A flood of criticism over a scandal that might barely raise eyebrows in many countries forced Japanese Prime Minister Fumio Kishida to fire his son and raised new doubts over the timing of the next general election.

(Bloomberg) — A flood of criticism over a scandal that might barely raise eyebrows in many countries forced Japanese Prime Minister Fumio Kishida to fire his son and raised new doubts over the timing of the next general election. 

Images taken at the prime minister’s residence show Shotaro Kishida, who has been working as his father’s secretary, standing with others on an ornate red-carpeted staircase used to take official portraits of cabinet ministers. In another, a man who doesn’t appear to be Shotaro is lying on the stairs, holding what may be a drink.  

“His actions last year in an official space were inappropriate for a secretary who is in an official position, so I decided to replace him to draw a line under this,” Kishida told reporters Monday.  

The images emerged in a weekly magazine last week. Bunshun Online said they were taken at a New Year’s party with relatives. The negative response to the photos has taken the edge off a leap in support for the prime minister following his hosting of Group of Seven leaders in his hometown of Hiroshima.  The summit was seen as relatively successful domestically, helping fuel existing speculation he might call an early general election. 

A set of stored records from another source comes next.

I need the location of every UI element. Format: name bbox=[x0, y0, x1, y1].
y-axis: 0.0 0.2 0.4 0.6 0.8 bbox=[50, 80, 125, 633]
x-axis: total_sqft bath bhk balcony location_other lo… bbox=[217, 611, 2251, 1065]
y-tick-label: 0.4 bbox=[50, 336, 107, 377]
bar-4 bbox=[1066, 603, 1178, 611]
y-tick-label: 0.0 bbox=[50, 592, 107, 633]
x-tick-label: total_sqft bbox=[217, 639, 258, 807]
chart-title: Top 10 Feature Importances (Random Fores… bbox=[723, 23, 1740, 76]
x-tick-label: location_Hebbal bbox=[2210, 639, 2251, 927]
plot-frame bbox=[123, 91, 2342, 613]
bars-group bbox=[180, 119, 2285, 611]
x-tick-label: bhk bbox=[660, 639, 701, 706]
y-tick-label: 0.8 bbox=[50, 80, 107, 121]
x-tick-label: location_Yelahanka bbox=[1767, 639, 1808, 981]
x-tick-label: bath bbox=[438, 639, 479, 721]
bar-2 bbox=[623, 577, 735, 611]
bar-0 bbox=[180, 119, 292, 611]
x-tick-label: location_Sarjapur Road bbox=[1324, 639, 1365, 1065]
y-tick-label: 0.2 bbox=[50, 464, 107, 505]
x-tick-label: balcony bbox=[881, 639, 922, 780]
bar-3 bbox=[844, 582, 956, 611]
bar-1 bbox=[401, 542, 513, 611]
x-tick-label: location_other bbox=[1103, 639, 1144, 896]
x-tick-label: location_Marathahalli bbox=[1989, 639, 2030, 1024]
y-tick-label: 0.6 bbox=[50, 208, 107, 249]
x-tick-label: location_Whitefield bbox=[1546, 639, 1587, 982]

The premier had already reprimanded his son over the incident, but a poll carried out by the Asahi newspaper over the weekend showed three quarters of respondents saw Shotaro’s behavior as a problem. A separate poll by the Nikkei newspaper showed Kishida’s support had fallen by five percentage points to 47%. 

“It comes across as offensive and I guess arrogant,” said Koichi Nakano, a professor of political science at Sophia University in Tokyo. “In terms of the sense that you have a rather incestuous group of people, nepotism ruling Japan, personalizing power and private usage of the public space.”

Chief Cabinet Secretary Hirokazu Matsuno said the premier hadn’t been aware of the get-together until the magazine report emerged. Matsuno added that Shotaro would not be accepting any severance payments. 

Kishida’s son, who local media say is 32, previously came under fire over a report that he used a government car to go sightseeing in Paris during his father’s visit there in January. Government officials said at the time he had been engaged in government business and had not done anything inappropriate. 

While Kishida himself has benefited from a relatively clean political image, his former boss Shinzo Abe was dogged by a series of scandals. In 2020 he was questioned by prosecutors but not charged over allegations his political funding group illegally subsidized cherry blossom viewing parties for hundreds of voters. He denied involvement in a sweetheart land deal given to the operator of a nationalist kindergarten who was planning to open an elementary school. 

Kishida need not hold a general election until 2025, but going to the polls early would be an opportunity to renew his mandate ahead of a party leadership election in September next year. In the meantime, he faces a fight over how to pay for his bold pledges to increase spending on defense and policies aimed at bolstering the birthrate.

There are other problems overshadowing his prospects in any early vote, which will take place following a redrawing of constituency boundaries to reflect the ongoing drift from his ruling Liberal Democratic Party’s rural strongholds to urban areas.

The LDP’s decades-old coalition with the Buddhist-backed Komeito is showing cracks after the two parties fought over which of them should field candidates in newly created constituencies in Tokyo. The junior coalition party has announced it won’t work with the LDP in the capital, a blow to the many LDP lawmakers who effectively owe their seats to Komeito’s efforts to turn out the vote for them.

An early election could also limit the Bank of Japan’s room for maneuver. Governor Kazuo Ueda has tamped down market speculation about looming changes in BOJ policy, but some economists continue to warn that the central bank could take action this year, with July flagged as a potential timing. If Kishida goes to the polls, the BOJ would likely be more reluctant to make potentially market-jolting changes or policy tweaks. 

Scoring a general election win in the next couple of months might also be too early, raising the risk he won’t be able to keep up the momentum over more than a year until the party leadership election, according to some analysts.  

“His ultimate purpose should be to get re-elected as president of the LDP,” said Mieko Nakabayashi, a professor of politics at Waseda University and former lawmaker. “If he dissolves the Diet today or in June, there are too many things that can happen within the LDP.”  

–With assistance from Yuki Hagiwara.